Amnesty International reports
Tighter anti-terror and security legislation in the wake of the 2008 Mumbai attacks was linked to reports of arbitrary detention and torture. Maoist violence in central India spread to West Bengal, with local communities being targeted and at least 300 civilians killed. Extrajudicial executions took place in a number of states and human rights defenders were threatened and detained arbitrarily. Judicial processes continued to fail to ensure justice for many victims of past human rights violations, violence against religious minorities and corporate abuses. Adivasis (Indigenous communities), small farmers and city dwellers living in poverty across India whose livelihoods were threatened by fast-tracked development and mining projects continued to resist moves to acquire their lands and natural resources. At least 50 people were sentenced to death but, for the fifth successive year, there were no executions.
The prisons and the police are in disrepair, are defunct, decrepit, and violent. The court systems are, most undoubtedly, corrupt and discriminatory. Among the abuses that the police are accused and by video evidence guilty, of are discriminatory arrests, arbitrary beatings, and torture. With those points playing out, I would assert that enforced disappearance is also a regularly practiced activity from the Bangladeshi border to the Nepalese border to Kashmir and down through the Thar Desert. Reports are that police will question a suspect of a crime by tying their hands and feet then beating them to the point of unconsciousness. The water torture that one suspect underwent was being hung by the feet and having water poured into his nose and mouth until he passed out. This one individual who was tied, beaten, and tortured was a fruit vendor who might have had some information about a local street gang.
There is a decades old internal conflict between police, militias, and external extremist groups. The muslims in Bangladesh infiltrate into border regions for sabotage, kidnappings, and the like. Police and militias often move to protect against this. The two also fight each other in so doing. Kashmir is a region rife with conflict of both sectarian and secular roots. No amount of government presence has been able to prevent violence and atrocities from happening with frightening regularity.

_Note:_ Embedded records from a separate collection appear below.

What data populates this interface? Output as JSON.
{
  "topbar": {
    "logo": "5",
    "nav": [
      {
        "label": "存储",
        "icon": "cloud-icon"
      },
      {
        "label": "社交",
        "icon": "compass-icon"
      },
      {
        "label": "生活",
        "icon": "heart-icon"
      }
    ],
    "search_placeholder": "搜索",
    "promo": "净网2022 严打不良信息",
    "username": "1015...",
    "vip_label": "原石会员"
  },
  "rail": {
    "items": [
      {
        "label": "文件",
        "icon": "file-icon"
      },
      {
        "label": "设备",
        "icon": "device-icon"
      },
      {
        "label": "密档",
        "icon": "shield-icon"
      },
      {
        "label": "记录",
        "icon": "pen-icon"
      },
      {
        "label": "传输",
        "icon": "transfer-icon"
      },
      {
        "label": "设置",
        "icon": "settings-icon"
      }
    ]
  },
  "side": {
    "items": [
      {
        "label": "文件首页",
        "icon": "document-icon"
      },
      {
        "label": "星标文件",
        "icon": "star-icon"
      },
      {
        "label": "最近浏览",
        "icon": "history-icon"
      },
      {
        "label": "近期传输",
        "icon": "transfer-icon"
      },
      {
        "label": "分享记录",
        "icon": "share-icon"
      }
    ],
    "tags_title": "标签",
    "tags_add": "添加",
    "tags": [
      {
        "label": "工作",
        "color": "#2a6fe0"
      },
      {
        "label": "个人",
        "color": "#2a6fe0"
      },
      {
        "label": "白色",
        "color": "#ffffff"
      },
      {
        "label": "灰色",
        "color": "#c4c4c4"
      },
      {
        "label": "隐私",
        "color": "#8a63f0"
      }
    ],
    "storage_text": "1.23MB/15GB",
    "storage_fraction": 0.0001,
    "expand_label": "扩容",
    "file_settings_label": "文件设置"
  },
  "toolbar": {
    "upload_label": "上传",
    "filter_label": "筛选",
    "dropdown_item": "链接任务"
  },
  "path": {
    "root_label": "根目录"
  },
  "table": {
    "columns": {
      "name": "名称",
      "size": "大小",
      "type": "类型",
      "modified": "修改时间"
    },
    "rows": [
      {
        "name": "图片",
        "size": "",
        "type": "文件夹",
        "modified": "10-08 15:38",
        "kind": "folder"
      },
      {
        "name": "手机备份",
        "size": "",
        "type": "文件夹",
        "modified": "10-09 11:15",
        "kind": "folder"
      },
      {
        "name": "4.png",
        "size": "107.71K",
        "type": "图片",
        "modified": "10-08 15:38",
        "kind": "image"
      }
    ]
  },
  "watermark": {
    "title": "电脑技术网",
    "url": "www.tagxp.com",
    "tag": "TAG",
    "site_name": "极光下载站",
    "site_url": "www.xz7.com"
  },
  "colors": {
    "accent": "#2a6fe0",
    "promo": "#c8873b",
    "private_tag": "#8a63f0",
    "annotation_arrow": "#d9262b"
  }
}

Children are regularly sold into slavery for sex inside India and also transported to other regions as well. The sex trade runs rampant. Human trafficking goes with it. There also is an inability by the system to protect girls from being kidnapped by muslims, raped, and then put into forced marriages and forced religious conversions. These forced conversions occur more frequently in areas outside of the major metropolitan areas. There is little to no law enforcement presence and the locals, as well as missionaries, are left to their own devices of protection.